Model theory, examples, inference
Model theory is a mathematical term, not something that is only used and understood by logicians. As model theory has a consistent meaning throughout the RDF documents, there is no reason to qualify the term. It would be much better if the examples in the document made sense. For example, floats(oil,water) is not a triple that makes sense, unless you make oil denote some particular bit of oil that is currently floating on some particular bit of water, which does not appear to be the intended meaning of these terms in the example. Similar problems are exhibited by the boiling example. RDF does provide and, in some sense, requires some inferential machinery. In particular RDFS requires that rdfs:subClassOf be transitive.

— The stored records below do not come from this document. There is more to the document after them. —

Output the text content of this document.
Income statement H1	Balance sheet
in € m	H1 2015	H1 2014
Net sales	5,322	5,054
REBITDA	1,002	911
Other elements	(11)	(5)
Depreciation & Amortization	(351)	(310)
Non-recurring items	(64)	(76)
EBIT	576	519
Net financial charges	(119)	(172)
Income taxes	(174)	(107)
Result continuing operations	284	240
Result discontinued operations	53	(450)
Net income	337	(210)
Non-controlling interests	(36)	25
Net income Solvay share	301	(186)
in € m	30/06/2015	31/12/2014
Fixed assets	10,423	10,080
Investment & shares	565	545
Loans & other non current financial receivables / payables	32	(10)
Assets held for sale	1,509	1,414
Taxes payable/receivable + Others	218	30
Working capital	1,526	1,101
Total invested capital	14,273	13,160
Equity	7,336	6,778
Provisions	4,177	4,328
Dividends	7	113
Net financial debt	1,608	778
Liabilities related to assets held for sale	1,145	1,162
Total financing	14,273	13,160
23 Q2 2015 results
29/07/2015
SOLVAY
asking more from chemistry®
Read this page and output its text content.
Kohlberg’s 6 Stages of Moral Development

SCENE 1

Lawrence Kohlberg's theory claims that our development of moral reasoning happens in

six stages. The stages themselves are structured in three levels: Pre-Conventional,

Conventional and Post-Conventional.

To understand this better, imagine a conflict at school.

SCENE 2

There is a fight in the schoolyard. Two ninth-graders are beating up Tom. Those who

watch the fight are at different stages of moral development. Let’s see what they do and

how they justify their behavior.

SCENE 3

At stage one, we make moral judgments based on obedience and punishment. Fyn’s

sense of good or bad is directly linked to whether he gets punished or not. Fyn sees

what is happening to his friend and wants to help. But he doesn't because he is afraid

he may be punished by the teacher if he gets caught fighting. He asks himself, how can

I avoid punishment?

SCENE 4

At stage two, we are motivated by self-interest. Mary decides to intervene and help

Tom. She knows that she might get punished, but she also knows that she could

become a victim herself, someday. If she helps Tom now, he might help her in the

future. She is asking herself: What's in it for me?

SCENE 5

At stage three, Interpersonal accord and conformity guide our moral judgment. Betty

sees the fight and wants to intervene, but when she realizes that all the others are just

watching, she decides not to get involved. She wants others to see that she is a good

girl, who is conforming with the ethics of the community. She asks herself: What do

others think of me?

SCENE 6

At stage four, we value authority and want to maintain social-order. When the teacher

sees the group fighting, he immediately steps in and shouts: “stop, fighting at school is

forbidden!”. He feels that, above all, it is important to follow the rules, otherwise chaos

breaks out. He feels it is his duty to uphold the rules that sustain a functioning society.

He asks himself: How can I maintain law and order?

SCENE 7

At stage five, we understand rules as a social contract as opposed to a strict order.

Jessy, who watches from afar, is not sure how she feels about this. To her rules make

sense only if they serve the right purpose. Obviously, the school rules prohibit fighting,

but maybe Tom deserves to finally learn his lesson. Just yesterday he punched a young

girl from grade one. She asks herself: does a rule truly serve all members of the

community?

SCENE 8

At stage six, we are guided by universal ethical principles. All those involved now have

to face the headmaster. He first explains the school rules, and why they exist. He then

See: http://lists.w3.org/Archives/Public/www-rdf-comments/2002OctDec/0053.html
No nead to qualify term "Model theory"?
Some examples don't make sense. RDF does provide some inferential machinery (section 2.2.7?).GK working through comments.
Reference to model theory now as used by literature of mathematics and logic. Given early confusion about RDF, I think this qualification should be made for non-mathematician readers.
I don't understand the problem with the examples. Removed reference to inference machinery.See: http://www.ninebynine.org/wip/RDF-concepts/2002-11-21/Overview.html
Removed some problematic examples.
See: http://www.ninebynine.org/wip/RDF-concepts/2002-??-??/TBD
We believe these issues have been addressed by changes to the forthcoming working draft.